Scientific classification
- Kingdom: Plantae
- Clade: Tracheophytes
- Clade: Angiosperms
- Clade: Eudicots
- Order: Proteales
- Family: Proteaceae
- Genus: Banksia
- Subgenus: Banksia subg. Banksia
- Series: Banksia ser. Dryandra
- Species: B. idiogenes
- Binomial name: Banksia idiogenes (A.S.George) A.R.Mast & K.R.Thiele
- Synonyms: Dryandra idiogenes A.S.George

= Banksia idiogenes =

- Genus: Banksia
- Species: idiogenes
- Authority: (A.S.George) A.R.Mast & K.R.Thiele
- Conservation status: P2
- Synonyms: Dryandra idiogenes A.S.George

Species of shrub endemic to Western Australia

Banksia idiogenes is a species of tufted shrub that is endemic to Western Australia. It has hairy stems, deeply pinnatifid leaves, distinctive, scented, red and white flowers in heads of about eighty, later several glabrous, egg-shaped follicles in each head.

==Description==
Banksia idiogenes is a tufted shrub up to about 70 cm in diameter with hairy stems, but does not form a lignotuber. The leaves are deeply pinnatifid, 150–370 mm long and 12-38 mm wide on a petiole up to 90 mm long. There are between twenty and twenty-five triangular lobes up to 19 mm long on each side of the leaves and the lower surface has a prominent network of veins. The flowers are strongly scented and arranged in groups of about eighty in a head on the ends of branches, often the heads close together. There are linear to lance-shaped, papery involucral bracts up to 45 mm long at the base of the head. The flowers have a perianth 36–44 mm long that is white near the base and deep red near the end, and a cream-coloured pistil 35–39 mm long. Flowering occurs in August and several egg-shaped, glabrous follicles 12–13 mm long form in each head.

==Taxonomy==
This species was first formally described by Alex George in 1996 in the journal Nuytsia and given the name Dryandra idiogenes, from material he collected near Newdegate in 1986. The specific epithet (idiogenes) is an ancient Greek word meaning "distinctive" or "peculiar", in reference to this species' unusual bracts and strongly scented red and white flowers.

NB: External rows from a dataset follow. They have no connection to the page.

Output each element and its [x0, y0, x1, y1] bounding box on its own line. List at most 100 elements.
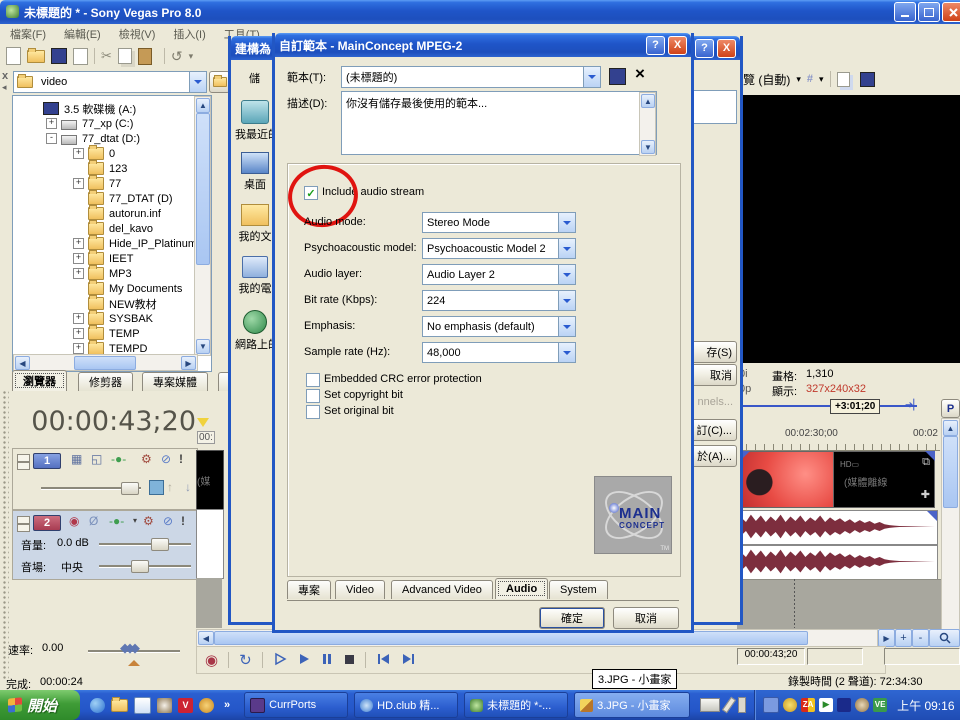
dropdown-arrow[interactable]: [558, 317, 575, 336]
phase-icon[interactable]: Ø: [89, 514, 98, 528]
paste-icon[interactable]: [138, 48, 152, 65]
timeline-vscrollbar[interactable]: ▲: [941, 418, 960, 630]
go-to-end-button[interactable]: [401, 652, 416, 669]
minimize-button[interactable]: [894, 2, 916, 22]
explorer-collapse-icon[interactable]: ◂: [2, 82, 7, 93]
track2-header[interactable]: 2 ◉ Ø -●- ▾ ⚙ ⊘ ! 音量: 0.0 dB 音場: 中央: [12, 510, 198, 580]
tree-item[interactable]: 77_dtat (D:): [82, 133, 140, 145]
dropdown-arrow[interactable]: [558, 291, 575, 310]
quality-caret-icon[interactable]: ▾: [796, 74, 801, 85]
solo-icon[interactable]: !: [179, 452, 183, 466]
properties-icon[interactable]: [73, 48, 88, 65]
expander-icon[interactable]: +: [73, 148, 84, 159]
expander-icon[interactable]: +: [73, 328, 84, 339]
track1-level-thumb[interactable]: [121, 482, 139, 495]
grid-overlay-icon[interactable]: #: [807, 73, 813, 85]
network-tray-icon[interactable]: [763, 697, 779, 713]
audio-clip-fragment[interactable]: [196, 509, 224, 579]
tree-item[interactable]: TEMP: [109, 328, 140, 340]
audio-fx-plug-icon[interactable]: -●-: [109, 514, 124, 528]
timeline-empty[interactable]: [737, 579, 941, 629]
tree-hscrollbar[interactable]: ◀ ▶: [13, 354, 198, 371]
tab-audio[interactable]: Audio: [495, 578, 548, 599]
address-combo[interactable]: video: [13, 71, 207, 93]
description-box[interactable]: 你沒有儲存最後使用的範本... ▲ ▼: [341, 91, 657, 155]
audio-mode-combo[interactable]: Stereo Mode: [422, 212, 576, 233]
tree-item[interactable]: My Documents: [109, 283, 182, 295]
antivirus-tray-icon[interactable]: [783, 698, 797, 712]
ime-pen-icon[interactable]: [722, 697, 736, 714]
pan-thumb[interactable]: [131, 560, 149, 573]
track-fx-plug-icon[interactable]: -●-: [111, 452, 126, 466]
zoom-out-button[interactable]: -: [912, 629, 929, 647]
track-maximize-icon[interactable]: [17, 462, 30, 470]
dropdown-arrow[interactable]: [558, 343, 575, 362]
help-button[interactable]: ?: [695, 39, 714, 58]
psychoacoustic-combo[interactable]: Psychoacoustic Model 2: [422, 238, 576, 259]
expander-icon[interactable]: +: [73, 238, 84, 249]
tree-item[interactable]: MP3: [109, 268, 132, 280]
play-from-start-button[interactable]: [273, 652, 287, 669]
marker-offset-bubble[interactable]: +3:01;20: [830, 399, 880, 414]
ve-tray-icon[interactable]: VE: [873, 698, 887, 712]
close-button[interactable]: [942, 2, 960, 22]
copy-snapshot-icon[interactable]: [837, 72, 850, 87]
task-vegas[interactable]: 未標題的 *-...: [464, 692, 568, 718]
place-desktop[interactable]: 桌面: [235, 176, 275, 192]
timeline-ruler[interactable]: 00:02:30;00 00:02: [737, 426, 940, 451]
fx-caret-icon[interactable]: ▾: [133, 514, 137, 528]
stop-button[interactable]: [343, 652, 355, 669]
help-button[interactable]: ?: [646, 36, 665, 55]
tab-trimmer[interactable]: 修剪器: [78, 372, 133, 391]
zoom-tool-button[interactable]: [929, 629, 960, 647]
audio-layer-combo[interactable]: Audio Layer 2: [422, 264, 576, 285]
loop-playback-button[interactable]: ↻: [239, 651, 252, 669]
recent-icon[interactable]: [241, 100, 269, 124]
crc-label[interactable]: Embedded CRC error protection: [324, 373, 482, 385]
place-computer[interactable]: 我的電: [235, 280, 275, 296]
file-list[interactable]: [690, 90, 737, 124]
main-titlebar[interactable]: 未標題的 * - Sony Vegas Pro 8.0: [0, 0, 960, 24]
fade-handle-icon[interactable]: [927, 511, 937, 521]
audio-clip-1[interactable]: [740, 510, 938, 545]
template-dropdown[interactable]: [583, 67, 600, 87]
vegas-icon[interactable]: V: [178, 698, 193, 713]
original-checkbox[interactable]: [306, 405, 320, 419]
tree-item[interactable]: 123: [109, 163, 127, 175]
video-clip-flower[interactable]: [740, 451, 834, 508]
expander-icon[interactable]: +: [73, 178, 84, 189]
tree-item[interactable]: autorun.inf: [109, 208, 161, 220]
go-to-start-button[interactable]: [376, 652, 391, 669]
menu-insert[interactable]: 插入(I): [173, 26, 205, 42]
menu-edit[interactable]: 編輯(E): [64, 26, 101, 42]
dropdown-arrow[interactable]: [558, 213, 575, 232]
tree-item[interactable]: 3.5 軟碟機 (A:): [64, 101, 136, 117]
start-button[interactable]: 開始: [0, 690, 80, 720]
volume-thumb[interactable]: [151, 538, 169, 551]
zoom-in-button[interactable]: +: [895, 629, 912, 647]
original-label[interactable]: Set original bit: [324, 405, 394, 417]
place-recent[interactable]: 我最近的: [235, 126, 275, 142]
tree-vscrollbar[interactable]: ▲ ▼: [194, 96, 211, 356]
expander-icon[interactable]: +: [46, 118, 57, 129]
tree-item[interactable]: 77_DTAT (D): [109, 193, 173, 205]
undo-icon[interactable]: ↺: [171, 48, 183, 65]
cursor-time-box[interactable]: 00:00:43;20: [737, 648, 805, 665]
pin-button[interactable]: P: [941, 399, 960, 418]
computer-icon[interactable]: [242, 256, 268, 278]
expander-icon[interactable]: +: [73, 313, 84, 324]
track1-header[interactable]: 1 ▦ ◱ -●- ⚙ ⊘ ! ↑ ↓: [12, 448, 198, 510]
preview-quality-label[interactable]: 覽 (自動): [743, 71, 790, 88]
close-button[interactable]: X: [668, 36, 687, 55]
keyboard-icon[interactable]: [700, 698, 720, 712]
copyright-label[interactable]: Set copyright bit: [324, 389, 403, 401]
task-paint[interactable]: 3.JPG - 小畫家: [574, 692, 690, 718]
new-icon[interactable]: [6, 47, 21, 65]
place-network[interactable]: 網路上的: [235, 336, 275, 352]
zonealarm-tray-icon[interactable]: ZA: [801, 698, 815, 712]
clock[interactable]: 上午 09:16: [897, 697, 954, 714]
restore-button[interactable]: [918, 2, 940, 22]
save-snapshot-icon[interactable]: [860, 72, 875, 87]
ie-icon[interactable]: [90, 698, 105, 713]
track2-number[interactable]: 2: [33, 515, 61, 531]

In 2007, Austin Mast and Kevin Thiele transferred all the dryandras to the genus Banksia and this species became Banksia idiogenes.

==Distribution and habitat==
Banksia idiogenes grows in kwongan and is only known from several small populations in a small area near Newdegate in the Mallee biogeographic region.

==Conservation status==
This banksia is classified as "Priority Two" by the Western Australian Government Department of Parks and Wildlife meaning that it is poorly known and from only one or a few locations.